EL ESTÁNDAR DE VIDA Y LA FELICIDAD

sábado, 27 de junio de 2009

A pesar de que era feliz, secretamente y a veces, se sentía fracasar. No tenía un extraordinario amor, aunque se había casado con la mujer que deseó. Sus hijos no fueron partícipes de grandes hazañas. Sus aspiraciones empresariales, apenas llegaron a administración de un negocio de repuestos y accesorios. Sus estudios fueron precarios y convencionales. Y durmió siesta de lunes a viernes, y fue a ver los certámenes de patinaje artístico de su hija los días sábados y miró fútbol los domingos y odió a su jefe y preparó los asados en las reuniones familiares en las que su suegra siempre lo criticó. Y todo lo que se propuso lo alcanzó y cada vez que se sintió en decadencia, valoró las pequeñas cosas y salió adelante. Y quedó calvo y usó la misma camisa para regar el jardín. Y lloró cuando tuvo en sus brazos al primer nieto. Pero en los estándares de vida, su triunfo secreto se midió como un fracaso público. “No me conformaré con tu mediocridad”, le dijo su hijo mayor cuando se fue de la casa paterna. Y cada vez que volvía a encontrarse con su propio padre, éste le recriminaba las pocas aspiraciones que siempre había tenido y el dolor que le producía verlo vivir en “el estándar”, cuando pudo haber dado más.
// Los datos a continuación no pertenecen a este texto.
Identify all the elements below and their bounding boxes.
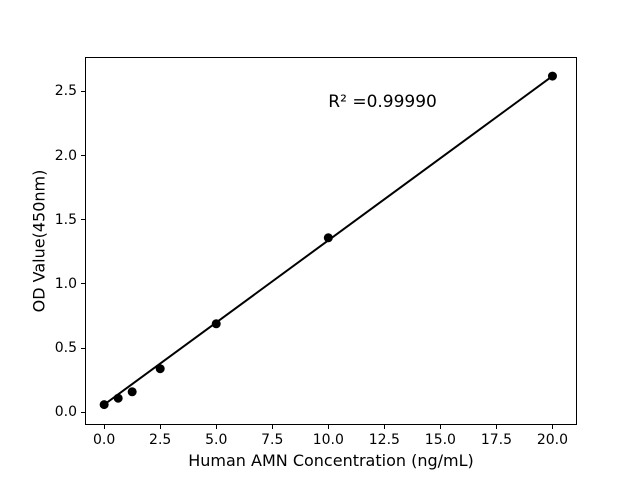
x-tick-mark: [495, 425, 497, 429]
y-tick-mark: [81, 90, 85, 92]
x-tick-label: 10.0: [312, 432, 344, 448]
x-tick-mark: [103, 425, 105, 429]
x-axis-label: Human AMN Concentration (ng/mL): [188, 451, 474, 470]
y-tick-label: 1.0: [54, 275, 77, 292]
y-tick-mark: [81, 219, 85, 221]
chart-canvas: [99, 71, 557, 410]
x-tick-mark: [159, 425, 161, 429]
data-point: [127, 387, 137, 397]
data-point: [547, 71, 557, 81]
plot-area: R² =0.99990 0.0 2.5 5.0 7.5 10.0 12.5 15.0 17.5…: [55, 57, 577, 448]
data-point: [155, 364, 165, 374]
y-tick-label: 2.0: [54, 147, 77, 164]
y-tick-mark: [81, 155, 85, 157]
y-tick-label: 0.0: [54, 404, 77, 421]
x-tick-mark: [215, 425, 217, 429]
y-tick-mark: [81, 347, 85, 349]
data-point: [113, 393, 123, 403]
x-tick-mark: [383, 425, 385, 429]
x-tick-label: 7.5: [261, 432, 284, 448]
data-point: [99, 400, 109, 410]
x-tick-label: 20.0: [536, 432, 569, 448]
x-tick-mark: [551, 425, 553, 429]
x-tick-label: 12.5: [368, 432, 400, 448]
x-tick-label: 0.0: [93, 432, 116, 448]
x-tick-mark: [271, 425, 273, 429]
y-tick-mark: [81, 283, 85, 285]
y-axis-label: OD Value(450nm): [29, 169, 49, 313]
x-tick-label: 5.0: [205, 432, 228, 448]
y-tick-mark: [81, 411, 85, 413]
y-tick-label: 1.5: [54, 211, 77, 228]
y-tick-label: 0.5: [54, 340, 77, 357]
x-tick-label: 15.0: [424, 432, 456, 448]
y-tick-label: 2.5: [54, 83, 77, 100]
x-tick-label: 2.5: [149, 432, 172, 448]
x-tick-mark: [439, 425, 441, 429]
x-tick-label: 17.5: [480, 432, 513, 448]
data-point: [211, 319, 221, 329]
r-squared-annotation: R² =0.99990: [328, 91, 437, 112]
data-point: [323, 233, 333, 243]
x-tick-mark: [327, 425, 329, 429]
¿Puede haber grandeza en la aceptación de una vida común? Fue Aristóteles, con su idea de perfeccionamiento constante y luego Descartes, con la supremacía del hombre, los que vinieron a empaparnos de esta urgencia por el progreso, que luego se materializó en el dinero y que en nuestra posmodernidad adquirió los visos del triunfo desmesurado; una vida para las vidrieras. ¿Qué ocurre con las vidas comunes y simplemente felices? ¿Qué pasa con las personas anónimas que viven sin pregonar que están vivos?